Chers amis irlandais,
Je vous remercie de votre aimable invitation et regrette de ne pouvoir être des vôtres aujourd’hui.
J’aurais aimé pouvoir venir débattre avec vous ce 29 mai, trois ans, jours pour jours, après le vote NON de mes concitoyens au référendum sur le projet de constitution européenne et expliquer les raisons qui ont amené des européens convaincus, de gauche, membre du PS français à le refuser.
Nous sommes nombreux, à gauche, en Europe et tout particulièrement en France, à espérer que votre peuple votera NON au référendum sur le projet de traité de Lisbonne et que votre refus permettra une réorientation profonde de la construction européenne.

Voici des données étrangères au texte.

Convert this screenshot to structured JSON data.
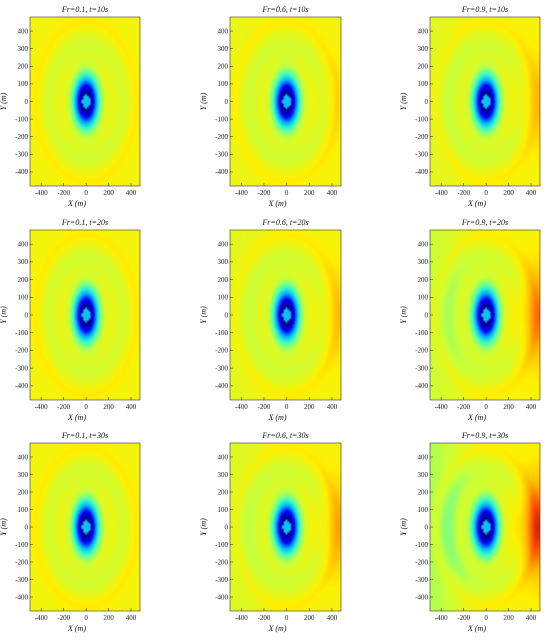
{
  "chart_data": {
    "type": "heatmap",
    "layout": {
      "rows": 3,
      "cols": 3
    },
    "xlabel": "X (m)",
    "ylabel": "Y (m)",
    "xlim": [
      -500,
      480
    ],
    "ylim": [
      -480,
      480
    ],
    "xticks": [
      -400,
      -200,
      0,
      200,
      400
    ],
    "yticks": [
      -400,
      -300,
      -200,
      -100,
      0,
      100,
      200,
      300,
      400
    ],
    "colormap": [
      "#00008f",
      "#0000ff",
      "#00b4ff",
      "#40ffc0",
      "#c8ff38",
      "#fff000",
      "#ffb000",
      "#ff5000",
      "#c00000"
    ],
    "grid": false,
    "panels": [
      {
        "title": "Fr=0.1, t=10s",
        "Fr": 0.1,
        "t": 10
      },
      {
        "title": "Fr=0.6, t=10s",
        "Fr": 0.6,
        "t": 10
      },
      {
        "title": "Fr=0.9, t=10s",
        "Fr": 0.9,
        "t": 10
      },
      {
        "title": "Fr=0.1, t=20s",
        "Fr": 0.1,
        "t": 20
      },
      {
        "title": "Fr=0.6, t=20s",
        "Fr": 0.6,
        "t": 20
      },
      {
        "title": "Fr=0.9, t=20s",
        "Fr": 0.9,
        "t": 20
      },
      {
        "title": "Fr=0.1, t=30s",
        "Fr": 0.1,
        "t": 30
      },
      {
        "title": "Fr=0.6, t=30s",
        "Fr": 0.6,
        "t": 30
      },
      {
        "title": "Fr=0.9, t=30s",
        "Fr": 0.9,
        "t": 30
      }
    ]
  }
}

D’abord, soyons clairs, ce traité ressemble comme deux gouttes d’eau à la constitution que les peuples français mais aussi néerlandais ont rejetée. Il est présenté différemment, mais le texte est à quelques nuances près identiques, en particulier sur les points majeurs qui avaient justifié notre NON.
Nous refusons de consolider une certaine idée de la construction européenne, qui progressivement s’impose en s’éloignant des intentions des pères fondateurs de l’Europe, à savoir la constitution d’une vaste zone de libre échange, (sans pouvoir politique et sans arbitrage démocratique, capable de réguler, d’agir sur l’économique, le social, la monnaie) et un espace de concurrence généralisée qui au lieu d’organiser la solidarité entre les pays, les régions et entre les travailleurs, place comme valeur commune essentielle la compétition permanente qui oppose les peuples plutôt que de les unir.
Nous n’acceptions pas de durablement installer l’omnipotence de la Banque centrale Européenne, la plus indépendante du monde, qui décide totalement seule de la politique monétaire, si importante pour notre industrie (surtout pour nos exportations) et notre économie. De surcroît nos n’acceptons pas que le mandat donné à la BCE soit quasi essentiellement la lutte contre l’inflation, négligeant complètement la croissance et l’emploi. Nous voulions la création d’un gouvernement économique européen capable de peser sur des décisions de la BCE et de mieux coordonner nos politiques au service de la croissance. Rien de tout cela ne s’y retrouve ! C’est même l’inverse !
Rien non plus sur les convergences sociales permettant progressivement une harmonisation, vers le haut, des standards sociaux de bases comme le salaire minimum. Rien contre le dumping social et fiscal au sein de l’Union. Le vote à l’unanimité sur la fiscalité constitue un blocage inacceptable ; Il condamne toute action pour une juste répartition des richesses à laquelle la gauche est particulièrement attachée. Cette dissymétrie entre la reconnaissance du dogme de la « concurrence libre et non faussée » posée comme un principe intangible et le refus de tout outil de régulation et de répartition nous prépare un avenir inquiétant avec un accroissement des inégalités et de la pauvreté.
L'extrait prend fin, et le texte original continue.